Different S. rebaudiana lines indicated the inherent differences in antioxidant compounds and antioxidant abilities in present study. Previous study on the four lines showed that SR-2, SR-3 and SR-1 possessed the higher ratio of full form of RA and ST than SR-5 with higher ratio of ST content (Yang et al. 2011). Antioxidant capacity of S. rebaudiana is related to phenolics and flavonoids, as well as diterpene glycosides and inorganic salts containing potassium (Madan et al. 2010; Xi et al. 1998). The results of our study manifested that the contents of antioxidant compounds were closely associated with the antioxidant abilities of the different SR lines. SR-3 had the highest total phenolics and flavonoids contents and the strongest scavenging abilities to DPPH and ABTS radicals, followed by SR-1, SR-2 and SR-5. Therefore, the antioxidant potential development value of SR-3 is worth being further studied.

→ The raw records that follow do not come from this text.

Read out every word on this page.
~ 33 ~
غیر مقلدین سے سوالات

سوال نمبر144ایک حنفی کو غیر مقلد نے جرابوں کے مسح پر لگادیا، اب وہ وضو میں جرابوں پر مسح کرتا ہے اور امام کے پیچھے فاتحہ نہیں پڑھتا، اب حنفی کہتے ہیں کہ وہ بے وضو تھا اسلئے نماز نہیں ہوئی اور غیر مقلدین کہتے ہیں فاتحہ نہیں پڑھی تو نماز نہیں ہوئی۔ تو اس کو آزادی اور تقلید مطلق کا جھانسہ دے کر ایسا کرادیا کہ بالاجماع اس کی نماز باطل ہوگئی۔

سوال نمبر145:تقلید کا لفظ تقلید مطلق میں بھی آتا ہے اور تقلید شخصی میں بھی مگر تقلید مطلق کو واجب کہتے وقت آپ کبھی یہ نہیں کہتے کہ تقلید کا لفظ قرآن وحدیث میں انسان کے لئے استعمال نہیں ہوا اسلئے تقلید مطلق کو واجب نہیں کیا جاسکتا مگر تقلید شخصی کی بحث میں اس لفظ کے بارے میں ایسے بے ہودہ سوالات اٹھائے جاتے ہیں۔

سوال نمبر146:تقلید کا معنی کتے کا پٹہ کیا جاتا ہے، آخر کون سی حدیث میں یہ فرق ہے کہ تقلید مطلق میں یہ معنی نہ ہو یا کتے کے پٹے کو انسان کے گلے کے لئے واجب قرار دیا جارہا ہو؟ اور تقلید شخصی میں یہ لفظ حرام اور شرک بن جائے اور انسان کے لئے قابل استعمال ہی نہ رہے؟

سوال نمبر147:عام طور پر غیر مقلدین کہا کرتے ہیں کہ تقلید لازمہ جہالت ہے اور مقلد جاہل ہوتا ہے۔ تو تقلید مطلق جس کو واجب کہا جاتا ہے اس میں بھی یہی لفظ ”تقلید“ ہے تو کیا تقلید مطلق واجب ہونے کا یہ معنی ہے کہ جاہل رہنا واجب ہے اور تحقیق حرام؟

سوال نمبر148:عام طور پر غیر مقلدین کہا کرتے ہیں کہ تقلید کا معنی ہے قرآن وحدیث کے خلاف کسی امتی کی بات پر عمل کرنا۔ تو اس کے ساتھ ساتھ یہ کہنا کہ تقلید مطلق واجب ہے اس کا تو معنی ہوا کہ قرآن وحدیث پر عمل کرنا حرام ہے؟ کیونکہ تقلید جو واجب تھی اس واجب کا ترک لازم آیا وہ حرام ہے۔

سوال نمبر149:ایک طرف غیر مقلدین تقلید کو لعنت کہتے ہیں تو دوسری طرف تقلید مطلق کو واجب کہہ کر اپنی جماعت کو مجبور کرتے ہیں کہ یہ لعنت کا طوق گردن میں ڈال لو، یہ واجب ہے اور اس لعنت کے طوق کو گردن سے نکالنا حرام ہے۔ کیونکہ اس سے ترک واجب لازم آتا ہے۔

In addition, the contents and distributions of antioxidant phytochemicals might determine the antioxidant capacity of the plant organ. Recently, it has been reported that RA had significant relationship with the total antioxidant capacity as total phenolics (Tavarini et al. 2010). Diterpenoid glycosides were mainly distributed in the leaves of S. rebaudiana, while almost no diterpenoid glycosides in the stems. In this study, the lines including SR-2, SR-3 and SR-1 which have higher RA, phenolics and flavonoids contents are apt to possess higher antioxidant abilities in leaves while SR-5 is more accessible to possess higher antioxidant ability in stems because of its highest phenolics and flavonoids contents in stems. The connection between total antioxidant capacity and RA content suggest that RA not only possess the good flavor and higher sweetness but also may have the potent antioxidant ability.

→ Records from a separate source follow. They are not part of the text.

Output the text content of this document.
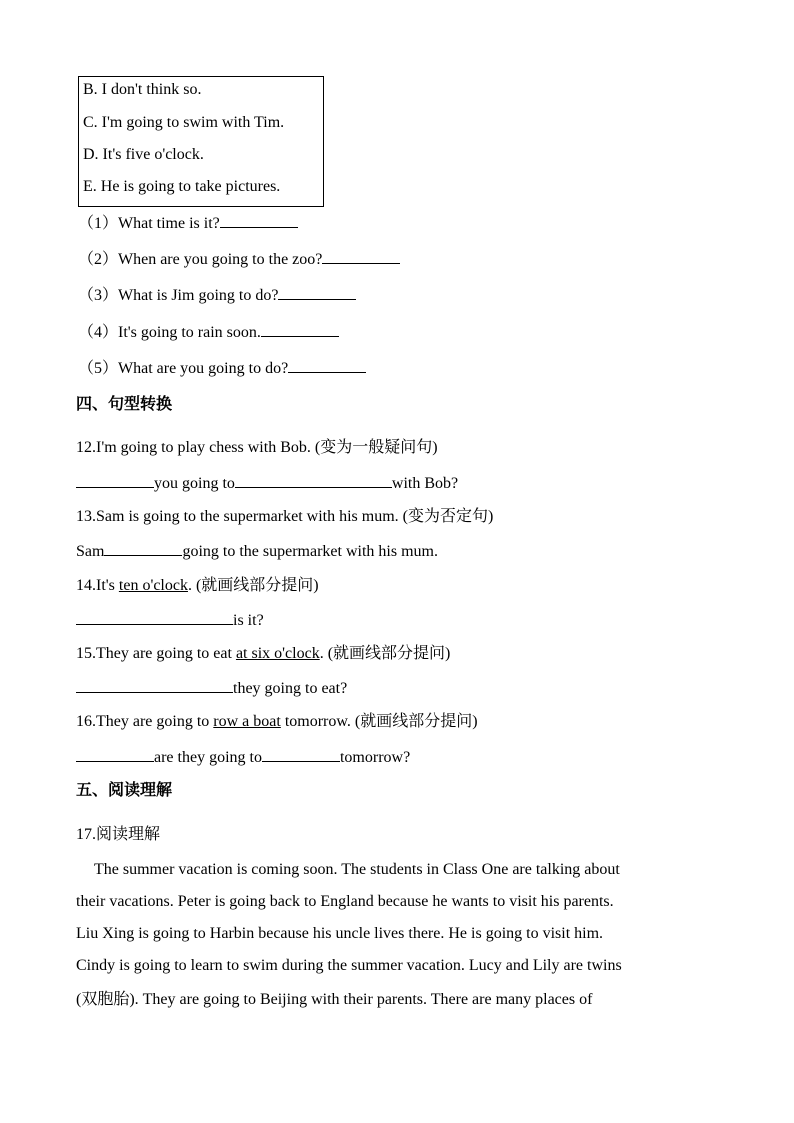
B. I don't think so.
C. I'm going to swim with Tim.
D. It's five o'clock.
E. He is going to take pictures.
（1）What time is it?
（2）When are you going to the zoo?
（3）What is Jim going to do?
（4）It's going to rain soon.
（5）What are you going to do?
四、句型转换
12.I'm going to play chess with Bob. (变为一般疑问句)
you going to	with Bob?
13.Sam is going to the supermarket with his mum. (变为否定句)
Sam	going to the supermarket with his mum.
14.It's ten o'clock. (就画线部分提问)
is it?
15.They are going to eat at six o'clock. (就画线部分提问)
they going to eat?
16.They are going to row a boat tomorrow. (就画线部分提问)
are they going to	tomorrow?
五、阅读理解
17.阅读理解
The summer vacation is coming soon. The students in Class One are talking about
their vacations. Peter is going back to England because he wants to visit his parents.
Liu Xing is going to Harbin because his uncle lives there. He is going to visit him.
Cindy is going to learn to swim during the summer vacation. Lucy and Lily are twins
(双胞胎). They are going to Beijing with their parents. There are many places of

Stems of S. rebaudiana plants found to have some flavor enhancers, odourisers and other agents of potential use for improving foodstuffs or alcoholic beverages although they contained little or no sweeteners (Singh and Rao 2005). In present study, the phenolics and flavonoids content in leaves make up 70–80 % of the total phenolics and flavonoids content of the plant. It is suggested that not only sweet diterpene glycosides are abundant in the leaves of S. rebaudiana but also phenolics and flavonoids. Therefore, the leaf of S. rebaudiana can be considered as the main utilizing organ. This result may provide rationale for breeding the S. rebaudiana line with the leaves of high quality and yield.

The obtained findings indicate that no single antioxidant capacity assay will truly reflect the “total antioxidant capacity” of a particular sample and multimethods are proposed in antioxidant ability assays. TEAC and DPPH are classical methods widely used in antioxidant screening of plant extracts due to their simple operation and rapid reaction (Prior et al. 2005). The similar results in TEAC and DPPH assay of S. rebaudiana indicate that the two methods are proper and equal for evaluating the antioxidant capacity of S. rebaudiana extracts.

Conclusions

Stevia rebaudiana have natural antioxidants, which included phenolics, flavonoids and other substances. These bioactive compounds can protect human from some major illnesses. This work indicated that SR-3 might be an ideal line candidate for further research into its uses for food preservation as well as pharmaceutical and natural plant-based products owing to its highest antioxidant activity. Leaf might be the main plant part of bioactive compounds of S. rebaudiana. Moreover, DPPH and ABTS assays can well evaluate the antioxidant capacity of different parts of S. rebaudiana and need to be popularized. The relationships of antioxidant activities and diterpene glycosides in SR-3 need to be studied in the future.